Ever since her first discovery of distinctive radio and X-ray emissions in Henize 2-10, Reines has thought they likely came from a massive black hole, but not as supermassive as those seen in larger galaxies. Other astronomers, however, thought that the radiation was more likely being emitted by a supernova remnant, which would be a familiar occurrence in a galaxy that is rapidly pumping out massive stars that quickly explode..

Reines expects that even more research will be directed at dwarf galaxy black holes in the future, with the aim of using them as clues to the mystery of how supermassive black holes came to be in the early universe. It’s a persistent puzzle for astronomers. The relationship between the mass of the galaxy and its black hole can provide clues. The black hole in Henize 2-10 is around 1 million solar masses. In larger galaxies, black holes can be more than 1 billion times our Sun’s mass. The more massive the host galaxy, the more massive the central black hole..
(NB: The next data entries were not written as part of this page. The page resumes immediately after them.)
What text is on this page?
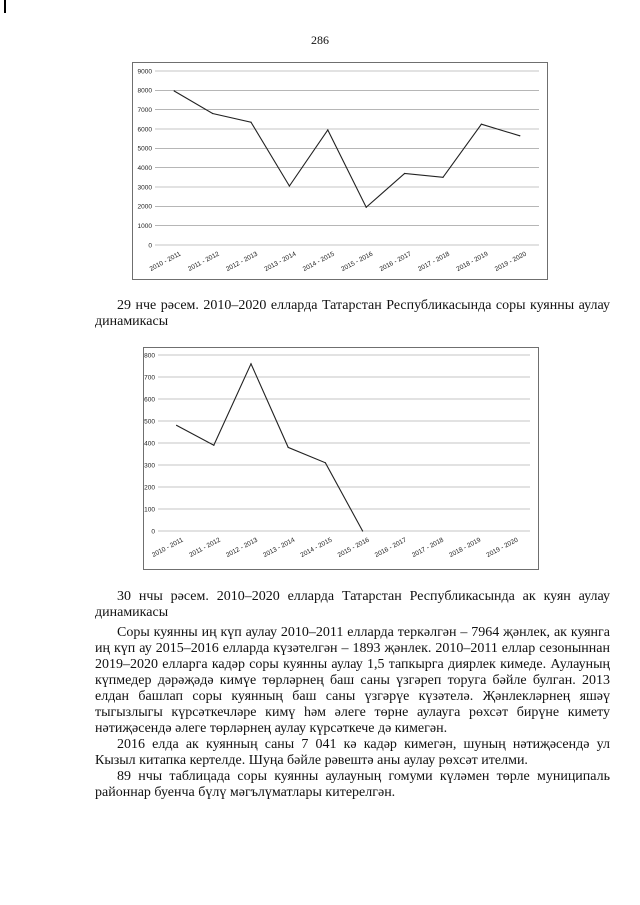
286
0
1000
2000
3000
4000
5000
6000
7000
8000
9000
2010 - 2011 2011 - 2012 2012 - 2013 2013 - 2014 2014 - 2015 2015 - 2016 2016 - 2017 2017 - 2018 2018 - 2019 2019 - 2020
29 нче рәсем. 2010–2020 елларда Татарстан Республикасында соры куянны аулау динамикасы
0
100
200
300
400
500
600
700
800
2010 - 2011 2011 - 2012 2012 - 2013 2013 - 2014 2014 - 2015 2015 - 2016 2016 - 2017 2017 - 2018 2018 - 2019 2019 - 2020
30 нчы рәсем. 2010–2020 елларда Татарстан Республикасында ак куян аулау динамикасы

Соры куянны иң күп аулау 2010–2011 елларда теркәлгән – 7964 җәнлек, ак куянга иң күп ау 2015–2016 елларда күзәтелгән – 1893 җәнлек. 2010–2011 еллар сезоныннан 2019–2020 елларга кадәр соры куянны аулау 1,5 тапкырга диярлек кимеде. Аулауның күпмедер дәрәҗәдә кимүе төрләрнең баш саны үзгәреп торуга бәйле булган. 2013 елдан башлап соры куянның баш саны үзгәрүе күзәтелә. Җәнлекләрнең яшәү тыгызлыгы күрсәткечләре кимү һәм әлеге төрне аулауга рөхсәт бирүне кимету нәтиҗәсендә әлеге төрләрнең аулау күрсәткече дә кимегән.

2016 елда ак куянның саны 7 041 кә кадәр кимегән, шуның нәтиҗәсендә ул Кызыл китапка кертелде. Шуңа бәйле рәвештә аны аулау рөхсәт ителми.

89 нчы таблицада соры куянны аулауның гомуми күләмен төрле муниципаль районнар буенча бүлү мәгълүматлары китерелгән.
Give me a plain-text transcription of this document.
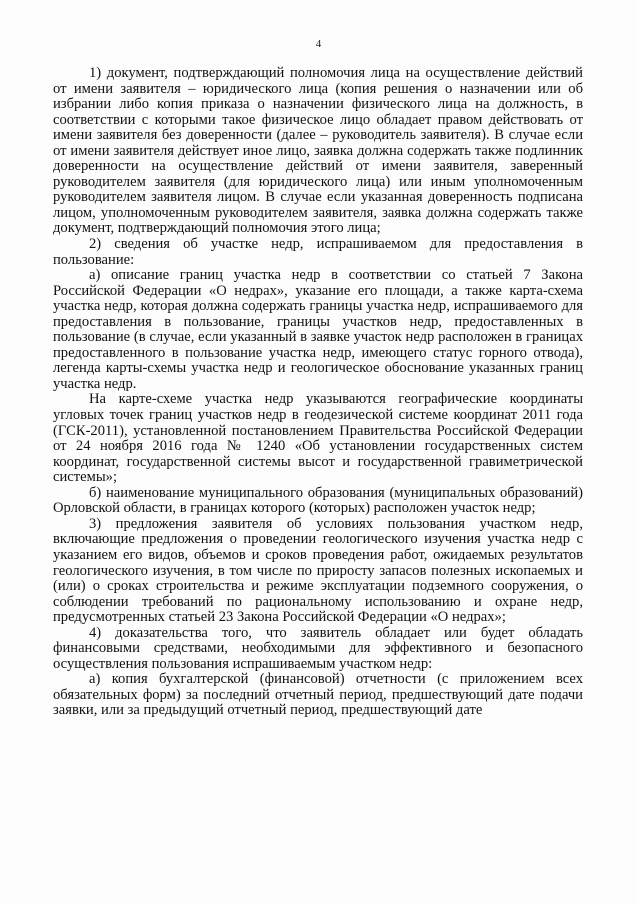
4

1) документ, подтверждающий полномочия лица на осуществление действий от имени заявителя – юридического лица (копия решения о назначении или об избрании либо копия приказа о назначении физического лица на должность, в соответствии с которыми такое физическое лицо обладает правом действовать от имени заявителя без доверенности (далее – руководитель заявителя). В случае если от имени заявителя действует иное лицо, заявка должна содержать также подлинник доверенности на осуществление действий от имени заявителя, заверенный руководителем заявителя (для юридического лица) или иным уполномоченным руководителем заявителя лицом. В случае если указанная доверенность подписана лицом, уполномоченным руководителем заявителя, заявка должна содержать также документ, подтверждающий полномочия этого лица;

2) сведения об участке недр, испрашиваемом для предоставления в пользование:

а) описание границ участка недр в соответствии со статьей 7 Закона Российской Федерации «О недрах», указание его площади, а также карта-схема участка недр, которая должна содержать границы участка недр, испрашиваемого для предоставления в пользование, границы участков недр, предоставленных в пользование (в случае, если указанный в заявке участок недр расположен в границах предоставленного в пользование участка недр, имеющего статус горного отвода), легенда карты-схемы участка недр и геологическое обоснование указанных границ участка недр.

На карте-схеме участка недр указываются географические координаты угловых точек границ участков недр в геодезической системе координат 2011 года (ГСК-2011), установленной постановлением Правительства Российской Федерации от 24 ноября 2016 года № 1240 «Об установлении государственных систем координат, государственной системы высот и государственной гравиметрической системы»;

б) наименование муниципального образования (муниципальных образований) Орловской области, в границах которого (которых) расположен участок недр;

3) предложения заявителя об условиях пользования участком недр, включающие предложения о проведении геологического изучения участка недр с указанием его видов, объемов и сроков проведения работ, ожидаемых результатов геологического изучения, в том числе по приросту запасов полезных ископаемых и (или) о сроках строительства и режиме эксплуатации подземного сооружения, о соблюдении требований по рациональному использованию и охране недр, предусмотренных статьей 23 Закона Российской Федерации «О недрах»;

4) доказательства того, что заявитель обладает или будет обладать финансовыми средствами, необходимыми для эффективного и безопасного осуществления пользования испрашиваемым участком недр:

а) копия бухгалтерской (финансовой) отчетности (с приложением всех обязательных форм) за последний отчетный период, предшествующий дате подачи заявки, или за предыдущий отчетный период, предшествующий дате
Current theories on the origin of supermassive black holes break down into three categories: 1) they formed just like smaller stellar-mass black holes, from the implosion of stars, and somehow gathered enough material to grow supermassive, 2) special conditions in the early universe allowed for the formation of supermassive stars, which collapsed to form massive black hole “seeds” right off the bat, or 3) the seeds of future supermassive black holes were born in dense star clusters, where the cluster’s overall mass would have been enough to somehow create them from gravitational collapse.
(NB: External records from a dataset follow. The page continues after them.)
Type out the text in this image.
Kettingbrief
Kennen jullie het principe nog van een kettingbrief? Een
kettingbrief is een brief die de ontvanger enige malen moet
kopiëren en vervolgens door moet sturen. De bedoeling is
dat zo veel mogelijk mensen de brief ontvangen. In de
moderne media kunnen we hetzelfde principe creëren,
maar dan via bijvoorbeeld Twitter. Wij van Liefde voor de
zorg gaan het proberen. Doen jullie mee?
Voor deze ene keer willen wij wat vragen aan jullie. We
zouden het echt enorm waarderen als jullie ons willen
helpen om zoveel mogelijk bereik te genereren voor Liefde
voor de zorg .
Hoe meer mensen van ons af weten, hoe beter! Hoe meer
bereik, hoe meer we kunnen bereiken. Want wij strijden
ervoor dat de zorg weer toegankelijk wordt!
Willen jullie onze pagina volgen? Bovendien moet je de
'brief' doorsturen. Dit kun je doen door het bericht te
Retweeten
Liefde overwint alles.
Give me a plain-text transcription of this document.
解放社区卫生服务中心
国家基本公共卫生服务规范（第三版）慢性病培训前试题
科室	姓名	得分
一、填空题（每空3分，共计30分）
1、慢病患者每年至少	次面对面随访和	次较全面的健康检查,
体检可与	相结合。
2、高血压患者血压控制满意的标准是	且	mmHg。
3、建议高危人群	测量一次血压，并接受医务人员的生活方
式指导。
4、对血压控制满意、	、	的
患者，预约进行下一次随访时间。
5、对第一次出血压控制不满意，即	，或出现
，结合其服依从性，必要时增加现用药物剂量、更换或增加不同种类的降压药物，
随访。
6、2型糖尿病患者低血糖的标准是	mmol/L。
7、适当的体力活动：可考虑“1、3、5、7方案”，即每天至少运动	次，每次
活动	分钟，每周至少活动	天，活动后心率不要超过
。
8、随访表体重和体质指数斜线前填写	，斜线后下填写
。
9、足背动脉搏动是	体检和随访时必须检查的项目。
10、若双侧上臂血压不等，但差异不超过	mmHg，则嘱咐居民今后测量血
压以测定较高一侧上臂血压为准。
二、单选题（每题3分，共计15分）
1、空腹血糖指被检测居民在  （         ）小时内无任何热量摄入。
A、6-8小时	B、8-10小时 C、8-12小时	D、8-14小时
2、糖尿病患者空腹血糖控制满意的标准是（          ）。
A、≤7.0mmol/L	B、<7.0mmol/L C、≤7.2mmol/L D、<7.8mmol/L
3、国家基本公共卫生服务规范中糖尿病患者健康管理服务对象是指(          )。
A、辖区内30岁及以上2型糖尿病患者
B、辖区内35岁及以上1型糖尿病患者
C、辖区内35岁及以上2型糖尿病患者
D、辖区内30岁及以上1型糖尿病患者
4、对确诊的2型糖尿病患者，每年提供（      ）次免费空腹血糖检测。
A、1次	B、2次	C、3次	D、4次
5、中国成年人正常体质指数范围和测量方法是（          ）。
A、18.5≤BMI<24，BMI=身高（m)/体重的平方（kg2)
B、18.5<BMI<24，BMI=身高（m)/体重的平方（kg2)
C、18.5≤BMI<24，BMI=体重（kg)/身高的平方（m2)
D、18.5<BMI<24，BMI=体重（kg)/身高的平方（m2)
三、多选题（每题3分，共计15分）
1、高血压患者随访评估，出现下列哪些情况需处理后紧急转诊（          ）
Dwarf galaxies like Henize 2-10 offer promising potential clues, because they have remained small over cosmic time, rather than undergoing the growth and mergers of large galaxies like the Milky Way.

Astronomers think that dwarf galaxy black holes could serve as an analog for black holes in the early universe, when they were just beginning to form and grow.

Dwarf galaxies may retain some memory of the black hole seeding scenario that has otherwise been lost to time and space,” Reines said.